For the description please see main page.
#!/usr/bin/perl -w
#
# Extract human-like entries from httpd server log.
# Note:
# Some legitimate users may be filtered out,
# however, they probably are not interesting economically anyway,
# so not really required in the analysis.
my $logfile = defined $ARGV[0] ? $ARGV[0] : "";
# Pass 1: get the list of (spam) bots.
open(L, $logfile) or die "Logfile $logfile unaccessible (pass 1).\n";
my %bots = ();
my %humans = ();
my $bad_lines = 0;
my $MAX_BAD = 3;
my $verb = 0;
while () {
/^(\S+) .+? (\S*?) HTTP\/\S*? (\d\d\d) / or do {
++$bad_lines;
$verb and $bad_lines <= $MAX_BAD and
warn "Bad line: $_";
next;
};
$host = $1;
$request = $2;
$status = $3;
if (like_human()) {
$humans{$host} = 1;
delete $bots{$host};
}
else {
exists $humans{$host} or $bots{$host} = 1;
}
}
close L;
$verb && printf STDERR " bots: %d, humans: %d, bad lines: %d\n",
scalar keys %bots,
scalar keys %humans,
$bad_lines;
#Pass 2: extract human-like entries
open(L, $logfile) or die "Logfile $logfile unaccessible (pass 2).\n";
while () {
/^(\S+) / or next;
$host = $1;
print unless exists $bots{$host};
}
close L;
sub like_human
{
return 1 if exists $humans{$host};
return
$request =~ /^\// &&
$status eq "304" ||
$request =~ /\.(?:js|css|jpe?g|png|gif|ico|pdf|mp3|avi)$/i
# Is "htm" ok?..
?
1 : 0;
}
Pingback: Results of taking care for the site • STEREO.org.ua
Pingback: Penultimate Reality » Blog Archive » Spambots Hurting Statistics
If you have this error:
Use of uninitialized value in pattern match (m//) at ./remove_spambots.pl line 19.

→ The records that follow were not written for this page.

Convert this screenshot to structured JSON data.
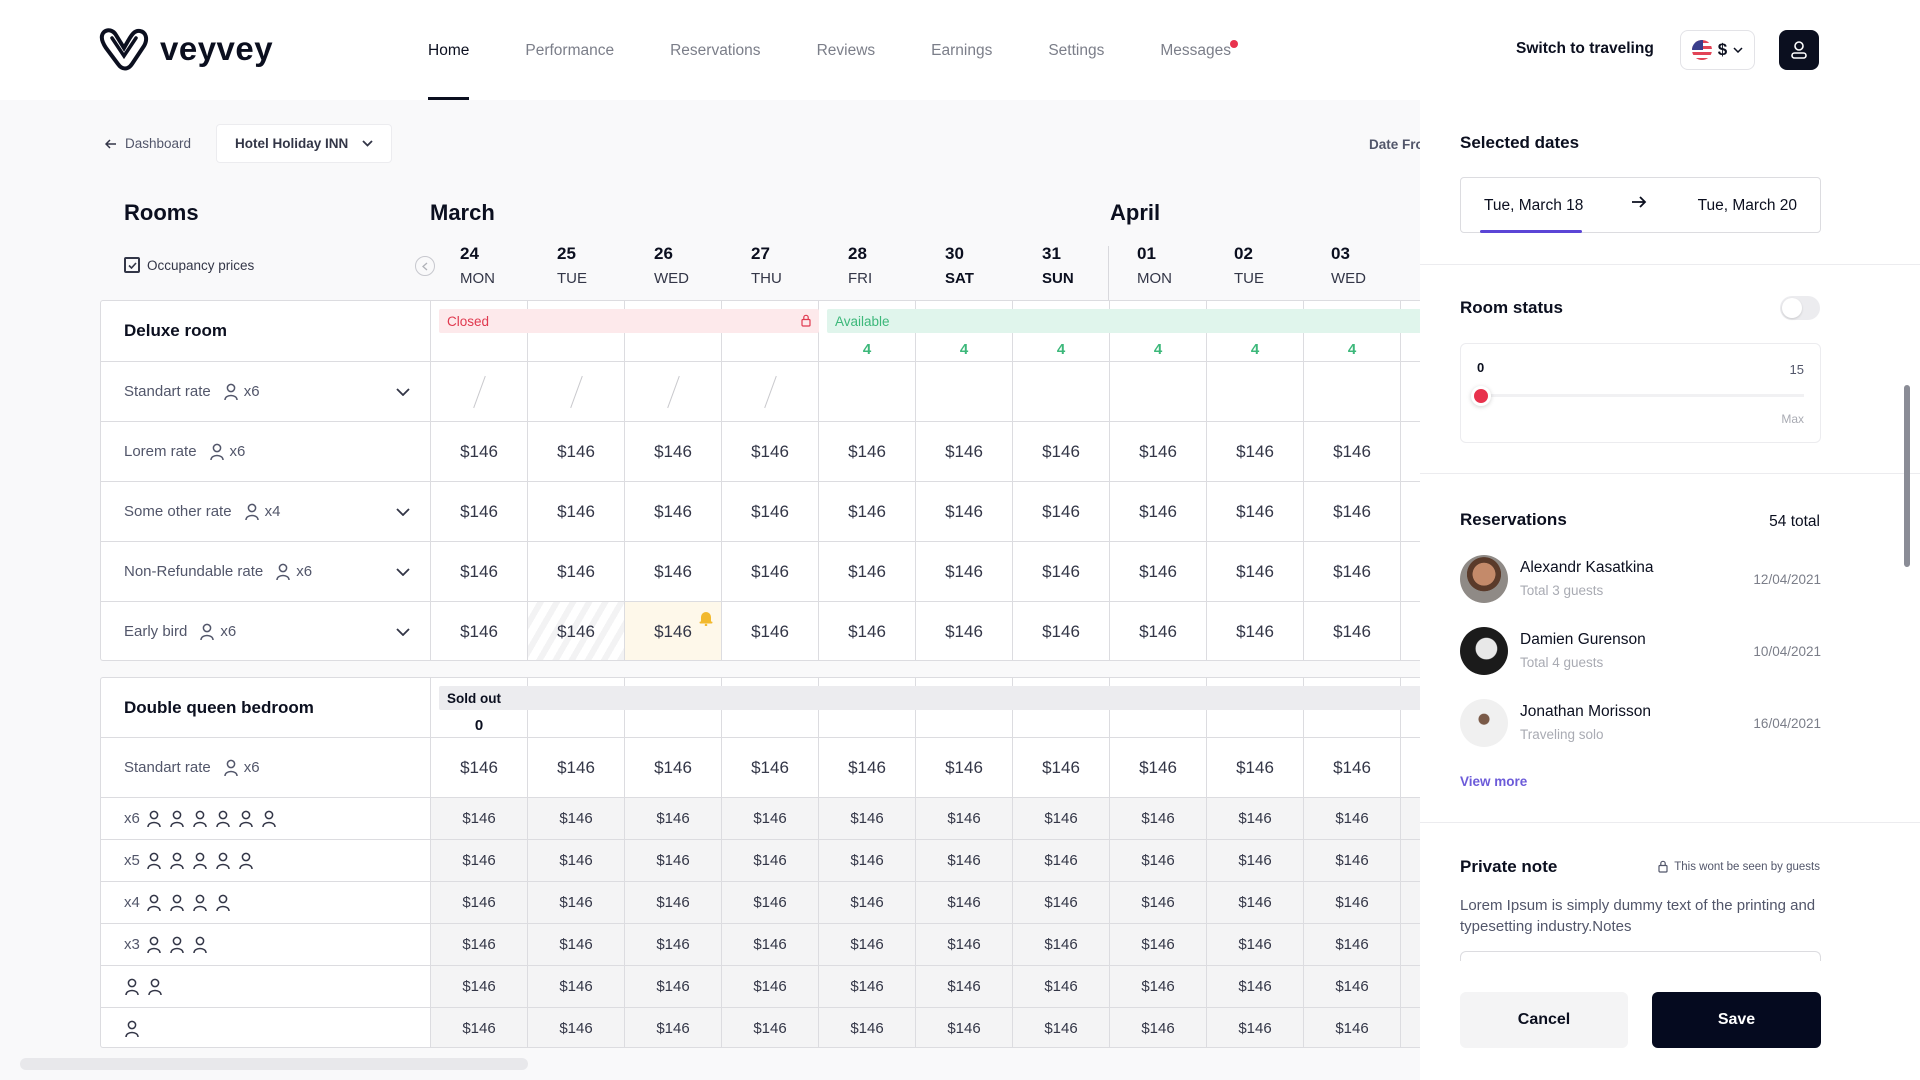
{
  "header": {
    "brand": "veyvey",
    "nav": [
      {
        "label": "Home",
        "active": true
      },
      {
        "label": "Performance",
        "active": false
      },
      {
        "label": "Reservations",
        "active": false
      },
      {
        "label": "Reviews",
        "active": false
      },
      {
        "label": "Earnings",
        "active": false
      },
      {
        "label": "Settings",
        "active": false
      },
      {
        "label": "Messages",
        "active": false,
        "notification": true
      }
    ],
    "switch_label": "Switch to traveling",
    "currency": "$",
    "flag_icon": "us-flag-icon",
    "profile_icon": "user-icon"
  },
  "subbar": {
    "back_label": "Dashboard",
    "hotel": "Hotel Holiday INN",
    "date_from_label": "Date From"
  },
  "calendar": {
    "rooms_title": "Rooms",
    "occupancy_label": "Occupancy prices",
    "occupancy_checked": true,
    "months": [
      "March",
      "April"
    ],
    "days": [
      {
        "num": "24",
        "dow": "MON",
        "weekend": false
      },
      {
        "num": "25",
        "dow": "TUE",
        "weekend": false
      },
      {
        "num": "26",
        "dow": "WED",
        "weekend": false
      },
      {
        "num": "27",
        "dow": "THU",
        "weekend": false
      },
      {
        "num": "28",
        "dow": "FRI",
        "weekend": false
      },
      {
        "num": "30",
        "dow": "SAT",
        "weekend": true
      },
      {
        "num": "31",
        "dow": "SUN",
        "weekend": true
      },
      {
        "num": "01",
        "dow": "MON",
        "weekend": false
      },
      {
        "num": "02",
        "dow": "TUE",
        "weekend": false
      },
      {
        "num": "03",
        "dow": "WED",
        "weekend": false
      }
    ]
  },
  "rooms": [
    {
      "name": "Deluxe room",
      "status_closed": "Closed",
      "status_available": "Available",
      "availability": [
        "",
        "",
        "",
        "",
        "4",
        "4",
        "4",
        "4",
        "4",
        "4"
      ],
      "rates": [
        {
          "name": "Standart rate",
          "persons": "x6",
          "expandable": true,
          "prices": [
            "/",
            "/",
            "/",
            "/",
            "",
            "",
            "",
            "",
            "",
            ""
          ]
        },
        {
          "name": "Lorem rate",
          "persons": "x6",
          "expandable": false,
          "prices": [
            "$146",
            "$146",
            "$146",
            "$146",
            "$146",
            "$146",
            "$146",
            "$146",
            "$146",
            "$146"
          ]
        },
        {
          "name": "Some other rate",
          "persons": "x4",
          "expandable": true,
          "prices": [
            "$146",
            "$146",
            "$146",
            "$146",
            "$146",
            "$146",
            "$146",
            "$146",
            "$146",
            "$146"
          ]
        },
        {
          "name": "Non-Refundable rate",
          "persons": "x6",
          "expandable": true,
          "prices": [
            "$146",
            "$146",
            "$146",
            "$146",
            "$146",
            "$146",
            "$146",
            "$146",
            "$146",
            "$146"
          ]
        },
        {
          "name": "Early bird",
          "persons": "x6",
          "expandable": true,
          "prices": [
            "$146",
            "$146",
            "$146",
            "$146",
            "$146",
            "$146",
            "$146",
            "$146",
            "$146",
            "$146"
          ]
        }
      ]
    },
    {
      "name": "Double queen bedroom",
      "status_sold": "Sold out",
      "availability": [
        "0"
      ],
      "rates": [
        {
          "name": "Standart rate",
          "persons": "x6",
          "prices": [
            "$146",
            "$146",
            "$146",
            "$146",
            "$146",
            "$146",
            "$146",
            "$146",
            "$146",
            "$146"
          ]
        }
      ],
      "occupancy": [
        {
          "label": "x6",
          "count": 6,
          "prices": [
            "$146",
            "$146",
            "$146",
            "$146",
            "$146",
            "$146",
            "$146",
            "$146",
            "$146",
            "$146"
          ]
        },
        {
          "label": "x5",
          "count": 5,
          "prices": [
            "$146",
            "$146",
            "$146",
            "$146",
            "$146",
            "$146",
            "$146",
            "$146",
            "$146",
            "$146"
          ]
        },
        {
          "label": "x4",
          "count": 4,
          "prices": [
            "$146",
            "$146",
            "$146",
            "$146",
            "$146",
            "$146",
            "$146",
            "$146",
            "$146",
            "$146"
          ]
        },
        {
          "label": "x3",
          "count": 3,
          "prices": [
            "$146",
            "$146",
            "$146",
            "$146",
            "$146",
            "$146",
            "$146",
            "$146",
            "$146",
            "$146"
          ]
        },
        {
          "label": "",
          "count": 2,
          "prices": [
            "$146",
            "$146",
            "$146",
            "$146",
            "$146",
            "$146",
            "$146",
            "$146",
            "$146",
            "$146"
          ]
        },
        {
          "label": "",
          "count": 1,
          "prices": [
            "$146",
            "$146",
            "$146",
            "$146",
            "$146",
            "$146",
            "$146",
            "$146",
            "$146",
            "$146"
          ]
        }
      ]
    }
  ],
  "panel": {
    "selected_dates_title": "Selected dates",
    "date_start": "Tue, March 18",
    "date_end": "Tue, March 20",
    "room_status_title": "Room status",
    "room_status_on": false,
    "slider": {
      "min": "0",
      "max": "15",
      "max_label": "Max",
      "value": 0
    },
    "reservations_title": "Reservations",
    "reservations_total": "54 total",
    "reservations": [
      {
        "name": "Alexandr Kasatkina",
        "sub": "Total 3 guests",
        "date": "12/04/2021"
      },
      {
        "name": "Damien Gurenson",
        "sub": "Total 4 guests",
        "date": "10/04/2021"
      },
      {
        "name": "Jonathan Morisson",
        "sub": "Traveling solo",
        "date": "16/04/2021"
      }
    ],
    "view_more": "View more",
    "private_note_title": "Private note",
    "private_note_hint": "This wont be seen by guests",
    "private_note_text": "Lorem Ipsum is simply dummy text of the printing and typesetting industry.Notes",
    "cancel_label": "Cancel",
    "save_label": "Save"
  },
  "colors": {
    "primary": "#0b0f1f",
    "accent": "#5b45d6",
    "danger": "#e8324d",
    "success": "#3cb87a",
    "warning": "#f2b92e"
  }
}
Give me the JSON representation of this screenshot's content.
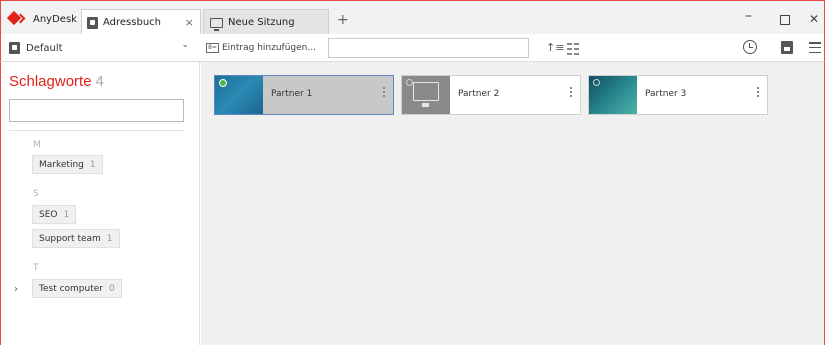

Change the lines at line 19 and line 45 that seems like:
while () {
by
while () {
Testing … <
So, change
while () {
by
while (<L>) {
Thanks for contributing, Ruben.
Actually, I see the script is in need of revision as my stats once again started to seem poisoned.
Looks like .js access is the single most reliable indication for humanness, robots are rarely interested in JavaScript. Only problem – not all sites readily include this type of files in every page, so this test isn’t totally universal out of the box.
What about old reports?!
What about old reports?!
You’ll need to re-run logs through new filter obviously.
The old reports just lack the needed key information to distinguish trash within them.
BTW, I believe it’s a good policy to keep all your web access logs. Quite a few of my websites take only 300 MB uncompressed in log files space per month (just over 1 million hits). Disks are cheap nowadays and you may get new ideas of what to do with the logs in future.
Is there any way to make AWStats apply this filter on the fly as it analyzes the log files?
This is my first time pay a quick visit at here and i am in fact impressed to read all at one place.